In 2005, band of questionable talent Slipknot sent a cease and desist order to Burger King, asking them to quit advertising their chicken fries via commercials featuring a band that was actually called Coq Roq. Slipknot felt Coq Roq was violating their rights by punking off their incredibly original image that no band had thought of before, not even back in the '70s when KISS did it.
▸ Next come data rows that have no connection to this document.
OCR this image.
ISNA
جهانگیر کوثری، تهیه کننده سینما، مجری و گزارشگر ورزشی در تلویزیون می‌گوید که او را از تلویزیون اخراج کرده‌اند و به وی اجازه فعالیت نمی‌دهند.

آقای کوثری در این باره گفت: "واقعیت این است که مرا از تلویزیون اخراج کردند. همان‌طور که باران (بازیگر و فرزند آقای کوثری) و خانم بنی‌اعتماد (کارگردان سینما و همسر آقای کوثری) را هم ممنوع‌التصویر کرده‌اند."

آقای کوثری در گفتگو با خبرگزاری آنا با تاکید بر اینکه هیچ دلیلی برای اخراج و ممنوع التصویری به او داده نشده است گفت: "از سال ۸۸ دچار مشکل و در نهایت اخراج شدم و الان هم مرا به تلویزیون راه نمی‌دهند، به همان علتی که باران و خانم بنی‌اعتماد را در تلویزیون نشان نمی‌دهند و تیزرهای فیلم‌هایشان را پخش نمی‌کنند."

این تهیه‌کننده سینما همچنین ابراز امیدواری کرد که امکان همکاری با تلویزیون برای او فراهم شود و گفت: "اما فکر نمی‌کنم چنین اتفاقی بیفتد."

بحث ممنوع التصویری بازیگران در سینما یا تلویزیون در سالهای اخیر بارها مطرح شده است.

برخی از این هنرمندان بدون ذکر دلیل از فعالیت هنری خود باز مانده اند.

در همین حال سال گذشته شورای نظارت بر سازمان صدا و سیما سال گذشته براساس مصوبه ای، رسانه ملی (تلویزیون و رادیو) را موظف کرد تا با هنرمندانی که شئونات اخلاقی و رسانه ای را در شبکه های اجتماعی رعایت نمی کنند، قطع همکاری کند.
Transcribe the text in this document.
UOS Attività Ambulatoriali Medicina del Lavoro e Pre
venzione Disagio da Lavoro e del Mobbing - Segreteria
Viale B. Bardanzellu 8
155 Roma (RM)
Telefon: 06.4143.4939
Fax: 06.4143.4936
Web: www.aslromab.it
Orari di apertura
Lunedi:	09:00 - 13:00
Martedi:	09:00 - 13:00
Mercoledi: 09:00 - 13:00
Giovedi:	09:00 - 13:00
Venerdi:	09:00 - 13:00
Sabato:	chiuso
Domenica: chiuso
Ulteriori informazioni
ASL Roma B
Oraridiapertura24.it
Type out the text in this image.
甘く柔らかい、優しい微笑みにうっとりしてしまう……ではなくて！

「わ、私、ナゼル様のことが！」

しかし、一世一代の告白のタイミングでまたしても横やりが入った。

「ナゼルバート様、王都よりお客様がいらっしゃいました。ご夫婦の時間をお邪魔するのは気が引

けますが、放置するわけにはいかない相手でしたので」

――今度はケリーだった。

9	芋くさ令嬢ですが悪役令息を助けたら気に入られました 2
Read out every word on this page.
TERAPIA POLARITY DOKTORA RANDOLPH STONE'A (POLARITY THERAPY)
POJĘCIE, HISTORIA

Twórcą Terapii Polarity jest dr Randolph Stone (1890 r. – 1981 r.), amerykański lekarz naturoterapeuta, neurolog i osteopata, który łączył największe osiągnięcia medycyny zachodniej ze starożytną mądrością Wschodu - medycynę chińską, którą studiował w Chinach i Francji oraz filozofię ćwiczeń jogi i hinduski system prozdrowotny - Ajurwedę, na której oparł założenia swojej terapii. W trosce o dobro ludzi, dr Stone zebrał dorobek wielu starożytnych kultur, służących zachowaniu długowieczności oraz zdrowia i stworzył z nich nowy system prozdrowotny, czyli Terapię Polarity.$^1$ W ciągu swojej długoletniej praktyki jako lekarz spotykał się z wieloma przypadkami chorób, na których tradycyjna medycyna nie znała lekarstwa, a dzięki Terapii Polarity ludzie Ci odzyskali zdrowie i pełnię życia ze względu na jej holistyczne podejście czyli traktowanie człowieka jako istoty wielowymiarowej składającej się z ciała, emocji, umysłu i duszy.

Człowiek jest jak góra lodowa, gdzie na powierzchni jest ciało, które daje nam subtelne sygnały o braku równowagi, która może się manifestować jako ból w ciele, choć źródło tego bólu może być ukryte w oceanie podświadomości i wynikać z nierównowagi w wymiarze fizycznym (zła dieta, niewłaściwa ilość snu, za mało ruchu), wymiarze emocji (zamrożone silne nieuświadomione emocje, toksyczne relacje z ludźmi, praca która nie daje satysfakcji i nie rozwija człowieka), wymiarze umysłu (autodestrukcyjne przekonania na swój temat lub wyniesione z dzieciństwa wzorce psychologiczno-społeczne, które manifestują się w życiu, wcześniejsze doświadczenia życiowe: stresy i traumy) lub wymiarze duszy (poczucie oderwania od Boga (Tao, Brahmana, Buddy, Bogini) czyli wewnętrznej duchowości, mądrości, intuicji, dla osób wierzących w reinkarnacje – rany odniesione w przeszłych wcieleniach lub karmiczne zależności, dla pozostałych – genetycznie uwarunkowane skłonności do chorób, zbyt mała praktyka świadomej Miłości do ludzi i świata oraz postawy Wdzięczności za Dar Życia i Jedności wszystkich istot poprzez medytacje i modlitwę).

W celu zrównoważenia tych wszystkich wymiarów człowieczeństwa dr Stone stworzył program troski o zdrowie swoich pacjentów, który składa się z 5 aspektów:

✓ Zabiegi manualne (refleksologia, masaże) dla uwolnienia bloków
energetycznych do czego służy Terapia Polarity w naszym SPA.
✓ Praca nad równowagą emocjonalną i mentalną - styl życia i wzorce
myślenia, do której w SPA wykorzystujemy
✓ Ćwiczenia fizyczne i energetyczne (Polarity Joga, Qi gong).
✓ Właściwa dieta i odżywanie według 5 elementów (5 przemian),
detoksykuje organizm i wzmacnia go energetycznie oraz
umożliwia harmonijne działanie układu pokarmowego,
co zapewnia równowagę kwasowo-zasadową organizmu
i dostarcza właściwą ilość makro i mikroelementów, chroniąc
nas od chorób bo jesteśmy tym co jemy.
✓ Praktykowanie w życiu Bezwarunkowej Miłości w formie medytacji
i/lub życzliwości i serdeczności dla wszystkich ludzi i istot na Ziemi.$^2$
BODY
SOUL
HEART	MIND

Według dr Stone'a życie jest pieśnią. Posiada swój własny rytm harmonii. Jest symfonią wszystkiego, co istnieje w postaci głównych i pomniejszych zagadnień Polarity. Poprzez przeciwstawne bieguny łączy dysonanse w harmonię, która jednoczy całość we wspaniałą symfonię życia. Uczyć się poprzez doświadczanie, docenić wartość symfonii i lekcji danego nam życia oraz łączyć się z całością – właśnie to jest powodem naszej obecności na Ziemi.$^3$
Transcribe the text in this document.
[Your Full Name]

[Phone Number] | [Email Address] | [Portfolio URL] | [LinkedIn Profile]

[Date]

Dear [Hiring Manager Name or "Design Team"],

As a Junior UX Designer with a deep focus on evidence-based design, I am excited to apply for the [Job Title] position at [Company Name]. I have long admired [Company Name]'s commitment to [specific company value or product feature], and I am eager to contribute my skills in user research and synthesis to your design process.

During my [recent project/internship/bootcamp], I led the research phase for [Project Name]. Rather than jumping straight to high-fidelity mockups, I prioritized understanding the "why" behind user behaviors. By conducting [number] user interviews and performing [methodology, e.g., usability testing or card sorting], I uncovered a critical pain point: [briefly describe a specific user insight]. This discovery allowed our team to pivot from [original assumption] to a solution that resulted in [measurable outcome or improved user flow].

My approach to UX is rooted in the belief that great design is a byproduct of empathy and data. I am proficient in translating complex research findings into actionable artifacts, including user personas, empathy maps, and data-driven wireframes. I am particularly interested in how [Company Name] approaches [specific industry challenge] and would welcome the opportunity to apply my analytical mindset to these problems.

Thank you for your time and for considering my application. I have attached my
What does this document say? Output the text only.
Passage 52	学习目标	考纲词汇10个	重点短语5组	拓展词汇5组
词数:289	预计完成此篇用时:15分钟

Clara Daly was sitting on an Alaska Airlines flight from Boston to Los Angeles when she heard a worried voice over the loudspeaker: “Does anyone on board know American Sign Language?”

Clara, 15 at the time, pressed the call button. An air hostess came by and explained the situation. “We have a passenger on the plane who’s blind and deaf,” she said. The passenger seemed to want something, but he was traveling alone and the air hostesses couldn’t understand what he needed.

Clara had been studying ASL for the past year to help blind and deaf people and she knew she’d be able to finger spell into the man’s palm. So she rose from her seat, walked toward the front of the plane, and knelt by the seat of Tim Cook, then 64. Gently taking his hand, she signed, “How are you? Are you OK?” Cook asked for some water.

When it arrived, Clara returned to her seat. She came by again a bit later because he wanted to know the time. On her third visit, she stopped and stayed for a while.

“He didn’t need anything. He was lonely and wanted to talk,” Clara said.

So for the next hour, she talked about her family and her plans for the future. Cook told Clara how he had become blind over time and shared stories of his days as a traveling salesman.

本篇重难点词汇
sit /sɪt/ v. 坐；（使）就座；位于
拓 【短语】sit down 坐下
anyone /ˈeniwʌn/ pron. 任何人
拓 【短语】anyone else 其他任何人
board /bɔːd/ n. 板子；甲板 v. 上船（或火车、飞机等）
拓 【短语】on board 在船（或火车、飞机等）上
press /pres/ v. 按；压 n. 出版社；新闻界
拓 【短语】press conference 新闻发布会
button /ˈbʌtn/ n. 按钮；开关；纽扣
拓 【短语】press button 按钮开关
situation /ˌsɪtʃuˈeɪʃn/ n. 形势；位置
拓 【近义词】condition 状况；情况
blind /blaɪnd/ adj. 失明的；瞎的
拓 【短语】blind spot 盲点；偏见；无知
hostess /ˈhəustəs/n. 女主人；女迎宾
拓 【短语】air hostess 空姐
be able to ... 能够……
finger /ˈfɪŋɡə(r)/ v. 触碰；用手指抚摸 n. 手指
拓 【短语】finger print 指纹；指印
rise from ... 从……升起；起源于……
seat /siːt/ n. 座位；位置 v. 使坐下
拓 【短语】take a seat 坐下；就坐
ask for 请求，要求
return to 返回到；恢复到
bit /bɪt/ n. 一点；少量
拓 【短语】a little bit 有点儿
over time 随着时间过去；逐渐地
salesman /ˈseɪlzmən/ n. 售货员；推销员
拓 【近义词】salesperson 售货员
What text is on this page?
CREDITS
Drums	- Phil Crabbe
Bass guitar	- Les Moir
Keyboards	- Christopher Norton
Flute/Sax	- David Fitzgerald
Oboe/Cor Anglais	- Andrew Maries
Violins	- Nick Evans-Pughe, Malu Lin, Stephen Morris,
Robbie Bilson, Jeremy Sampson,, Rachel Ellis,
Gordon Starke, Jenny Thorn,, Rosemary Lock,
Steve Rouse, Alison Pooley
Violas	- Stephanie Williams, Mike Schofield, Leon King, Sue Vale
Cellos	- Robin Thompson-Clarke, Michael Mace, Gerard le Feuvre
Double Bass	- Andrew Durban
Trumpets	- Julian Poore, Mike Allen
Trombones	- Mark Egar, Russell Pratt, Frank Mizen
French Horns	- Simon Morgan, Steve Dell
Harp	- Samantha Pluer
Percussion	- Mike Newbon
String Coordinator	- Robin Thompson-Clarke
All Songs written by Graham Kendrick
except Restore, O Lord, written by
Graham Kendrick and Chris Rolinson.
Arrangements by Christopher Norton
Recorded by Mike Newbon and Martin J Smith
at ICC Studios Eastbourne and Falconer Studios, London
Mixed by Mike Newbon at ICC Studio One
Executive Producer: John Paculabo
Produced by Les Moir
Rather than ignoring them, Burger King responded by filing suit against Slipknot, requesting that a judge declare that Coq Roq was not a rip off of Slipknot. In an actual, legal filing, Burger King reps, presumably with a straight face, detailed how the band Coq Roq is made up of six people in chicken masks named Fowl Mouth, Kabuki, The Talisman, Free Range, Sub-Sonic and Firebird. Also, so the court wouldn't be totally unaware of the finer legal issues, they included lyrics of a Coq Roq song:
Raw desire is the fire I feed
Chicken Fries are what I need
See you standing like BK treat
Long and lean and just out of reach
It's not known if at this point, having read the term "Coq Roq" about a hundred times, the judge decided to abandon law as a profession.
The Result:
After some meetings, Burger King quietly agreed to drop the campaign (it wasn't exactly going over well with customers anyway, since they were using cock innuendo to sell chicken fingers). Meanwhile the whole thing couldn't have done wonders for Slipknot's image, since it's kind of hard to look at them the same way once you realize they're a group of wealthy men with a team of lawyers in their employ.